Le livre est léger, ses pages peu nombreuses. Les premières sont vierges, jaunies. Elles attendent les mots.
POÈME
UN COUP DE DÉS JAMAIS N’ABOLIRA LE HASARD
par
STÉPHANE MALLARMÉ
UN COUP DE DÉS se répète ensuite en gros caractères sur la première double page. JAMAIS surgit parmi des mots plus petits qui évoquent un naufrage. Plus loin, isolé en bas d’une page, N’ABOLIRA, puis presque à la fin du poème, entouré de fragments de phrases décousues, LE HASARD.
Le titre fait l’œuvre. Il se déploie, s’étale tout au long du recueil. Pas de ponctuation. Des typographies variées. De vastes blancs qui laissent place au vertige.
– Je te l’offre. Prends-le.
Je sais l’attachement de mon père à ses livres. L’appartement en est rempli. La plupart sont grands, avec de belles reliures en maroquin, basane ou vélin, des illustrations, des enluminures.
Ils ne sont jamais rangés au même endroit, ils migrent d’un mur à l’autre, d’une pièce à l’autre. Mon père fait et défait sa bibliothèque au gré d’une logique intime et mystérieuse. Pour lui, les livres fermés sont des promesses d’apprentissage, de découvertes et d’aventures. Une énergie douce patiente en eux, qui attend d’être révélée.
Ouverts, c’est autre chose. Ils cessent d’être des objets. Ils deviennent des architectures, des lois physiques, des espaces où le réel se tord. Là, là, là…
La première fois qu’il m’a parlé comme à un adulte, mon père tenait deux livres dépourvus d’images, deux livres minuscules mais aussi dangereux que des armes blanches.
Il m’a lu une nouvelle de Borges, Les ruines circulaires, un homme qui en rêve un autre jusqu’à lui donner vie.
Puis il a évoqué un moineau pendu et la géométrie des désirs dans Cosmos de Gombrowicz.
J’ai pris mon air le plus sérieux pour lui faire croire que je comprenais.

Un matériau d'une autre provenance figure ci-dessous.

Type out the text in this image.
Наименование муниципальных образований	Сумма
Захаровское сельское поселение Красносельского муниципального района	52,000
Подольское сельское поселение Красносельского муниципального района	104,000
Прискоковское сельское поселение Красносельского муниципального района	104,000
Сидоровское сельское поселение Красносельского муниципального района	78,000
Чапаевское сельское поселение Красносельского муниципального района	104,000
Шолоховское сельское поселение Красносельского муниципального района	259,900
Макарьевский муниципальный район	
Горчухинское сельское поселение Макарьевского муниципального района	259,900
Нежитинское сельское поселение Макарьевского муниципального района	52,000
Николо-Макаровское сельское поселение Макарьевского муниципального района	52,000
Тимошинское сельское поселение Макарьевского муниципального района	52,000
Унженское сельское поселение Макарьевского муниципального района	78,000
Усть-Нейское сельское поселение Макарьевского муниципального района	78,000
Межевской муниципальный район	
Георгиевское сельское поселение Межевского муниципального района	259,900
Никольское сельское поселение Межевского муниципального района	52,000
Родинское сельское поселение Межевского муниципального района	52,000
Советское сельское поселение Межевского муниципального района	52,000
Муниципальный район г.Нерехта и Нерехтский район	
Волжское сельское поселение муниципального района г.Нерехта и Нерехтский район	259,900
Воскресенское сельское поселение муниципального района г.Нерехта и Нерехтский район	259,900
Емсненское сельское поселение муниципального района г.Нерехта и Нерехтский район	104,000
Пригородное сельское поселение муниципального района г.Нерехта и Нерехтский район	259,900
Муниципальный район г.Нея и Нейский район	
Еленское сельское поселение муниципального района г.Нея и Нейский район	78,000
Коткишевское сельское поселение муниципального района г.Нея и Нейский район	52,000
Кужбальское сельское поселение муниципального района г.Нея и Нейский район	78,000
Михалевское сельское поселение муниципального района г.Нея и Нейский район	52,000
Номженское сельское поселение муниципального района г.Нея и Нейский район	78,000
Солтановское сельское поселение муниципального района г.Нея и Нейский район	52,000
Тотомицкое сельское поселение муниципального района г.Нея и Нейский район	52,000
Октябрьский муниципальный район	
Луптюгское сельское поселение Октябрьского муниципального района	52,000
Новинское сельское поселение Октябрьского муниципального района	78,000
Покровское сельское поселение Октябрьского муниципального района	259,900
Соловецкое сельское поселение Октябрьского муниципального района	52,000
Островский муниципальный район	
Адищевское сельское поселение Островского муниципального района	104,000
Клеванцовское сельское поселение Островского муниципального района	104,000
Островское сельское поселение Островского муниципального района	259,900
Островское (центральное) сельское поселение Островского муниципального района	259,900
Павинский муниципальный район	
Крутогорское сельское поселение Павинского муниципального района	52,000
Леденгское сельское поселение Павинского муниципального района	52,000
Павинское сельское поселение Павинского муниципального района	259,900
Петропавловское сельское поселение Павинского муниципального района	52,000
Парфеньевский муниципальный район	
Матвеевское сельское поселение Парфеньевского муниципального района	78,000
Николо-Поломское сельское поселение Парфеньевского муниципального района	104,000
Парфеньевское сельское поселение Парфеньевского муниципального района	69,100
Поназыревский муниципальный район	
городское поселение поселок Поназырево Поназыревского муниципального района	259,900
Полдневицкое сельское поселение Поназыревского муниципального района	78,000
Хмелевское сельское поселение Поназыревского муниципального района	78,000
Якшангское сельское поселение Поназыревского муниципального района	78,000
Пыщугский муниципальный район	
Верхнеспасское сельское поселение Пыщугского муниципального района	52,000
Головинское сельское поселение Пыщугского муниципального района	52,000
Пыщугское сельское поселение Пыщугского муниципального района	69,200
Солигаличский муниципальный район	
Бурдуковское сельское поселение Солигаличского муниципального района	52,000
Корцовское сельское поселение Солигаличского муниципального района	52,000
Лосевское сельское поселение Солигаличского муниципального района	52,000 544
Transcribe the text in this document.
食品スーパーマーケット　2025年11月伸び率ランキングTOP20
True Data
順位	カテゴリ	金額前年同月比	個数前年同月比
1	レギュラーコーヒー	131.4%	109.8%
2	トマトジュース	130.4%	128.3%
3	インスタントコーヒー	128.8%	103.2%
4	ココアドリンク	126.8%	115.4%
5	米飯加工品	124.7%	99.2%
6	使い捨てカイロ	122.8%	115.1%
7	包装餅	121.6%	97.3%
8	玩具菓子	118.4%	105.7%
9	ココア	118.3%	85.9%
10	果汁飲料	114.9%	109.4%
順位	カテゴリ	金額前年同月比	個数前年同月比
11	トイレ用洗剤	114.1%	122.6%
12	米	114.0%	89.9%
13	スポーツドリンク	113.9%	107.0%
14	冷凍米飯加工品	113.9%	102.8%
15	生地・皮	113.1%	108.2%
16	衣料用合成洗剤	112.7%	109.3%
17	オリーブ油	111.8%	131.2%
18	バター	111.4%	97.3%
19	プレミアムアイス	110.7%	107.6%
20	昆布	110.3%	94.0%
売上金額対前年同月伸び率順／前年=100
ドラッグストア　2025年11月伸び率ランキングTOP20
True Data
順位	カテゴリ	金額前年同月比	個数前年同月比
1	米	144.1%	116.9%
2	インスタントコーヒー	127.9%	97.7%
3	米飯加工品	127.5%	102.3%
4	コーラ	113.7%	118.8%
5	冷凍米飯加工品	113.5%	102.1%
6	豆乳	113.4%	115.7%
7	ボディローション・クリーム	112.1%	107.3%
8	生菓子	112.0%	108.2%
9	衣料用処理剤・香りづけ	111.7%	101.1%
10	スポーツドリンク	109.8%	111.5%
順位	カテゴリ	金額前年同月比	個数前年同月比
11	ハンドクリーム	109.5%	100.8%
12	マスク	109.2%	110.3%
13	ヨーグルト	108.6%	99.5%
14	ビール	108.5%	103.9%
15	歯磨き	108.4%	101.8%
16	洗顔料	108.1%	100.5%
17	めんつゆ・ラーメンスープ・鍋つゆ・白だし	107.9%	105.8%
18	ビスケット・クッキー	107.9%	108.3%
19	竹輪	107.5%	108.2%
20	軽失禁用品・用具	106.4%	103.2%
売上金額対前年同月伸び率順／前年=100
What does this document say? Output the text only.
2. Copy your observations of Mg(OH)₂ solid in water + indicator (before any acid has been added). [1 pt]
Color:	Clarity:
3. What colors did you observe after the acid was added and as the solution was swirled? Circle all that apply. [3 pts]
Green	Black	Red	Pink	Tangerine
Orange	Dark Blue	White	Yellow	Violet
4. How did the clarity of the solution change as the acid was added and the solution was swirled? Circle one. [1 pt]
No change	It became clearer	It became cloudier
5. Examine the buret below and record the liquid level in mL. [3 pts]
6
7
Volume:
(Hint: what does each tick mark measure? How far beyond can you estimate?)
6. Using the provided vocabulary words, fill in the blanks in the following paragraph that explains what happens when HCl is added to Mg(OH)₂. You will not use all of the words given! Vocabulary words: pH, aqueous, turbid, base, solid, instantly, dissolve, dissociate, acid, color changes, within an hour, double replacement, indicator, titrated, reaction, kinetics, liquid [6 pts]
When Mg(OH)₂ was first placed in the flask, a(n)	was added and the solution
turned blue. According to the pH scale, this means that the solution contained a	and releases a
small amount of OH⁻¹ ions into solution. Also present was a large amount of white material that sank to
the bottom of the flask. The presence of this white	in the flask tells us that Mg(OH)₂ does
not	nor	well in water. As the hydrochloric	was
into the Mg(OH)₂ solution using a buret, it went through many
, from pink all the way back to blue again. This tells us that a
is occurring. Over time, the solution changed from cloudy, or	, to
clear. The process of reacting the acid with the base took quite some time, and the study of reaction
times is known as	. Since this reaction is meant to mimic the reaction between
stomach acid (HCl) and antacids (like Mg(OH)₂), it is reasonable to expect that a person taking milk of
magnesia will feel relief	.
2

Le Mallarmé entre les mains, j’ai décidé de partager mon secret : ce vieil homme dont je suis le souvenir et que je serai. Mon père m’a répondu par des phrases lentes et longues. Au cœur de son explication, un mot que je n’aimais pas et que j’ai oublié, un mot trop sérieux pour me faire croire qu’il me comprenait.
Malgré cela, je n’ai pas hésité :
– Je vais chercher et trouver le bleu.
– C’est une promesse ? Elle ne sera pas simple à tenir. Chez Mallarmé, le bleu n’aime pas être trouvé.
J’ai avoué que je n’en saisissais pas le sens.
– Raison de plus pour chercher. Tu as le temps. Le bleu sera la couleur de ta promesse.
Il m’a demandé d’en prendre soin. Ce livre était bien plus vieux que nous ne le serions jamais.
Cette perspective fait miroiter un lien durable avec mon père, le sentiment d’arpenter un territoire inconnu en sécurité et d’en saisir les richesses dans l’immobilité trompeuse de la lecture et la bienveillance du partage.
Puis il a rajouté :
– C’est un objet fragile, il craint le soleil, l’humidité, les mains moites et sales.
J’ai vérifié la propreté de mes doigts, serré le livre contre moi et senti sa chaleur dans la chaleur sèche de ma main.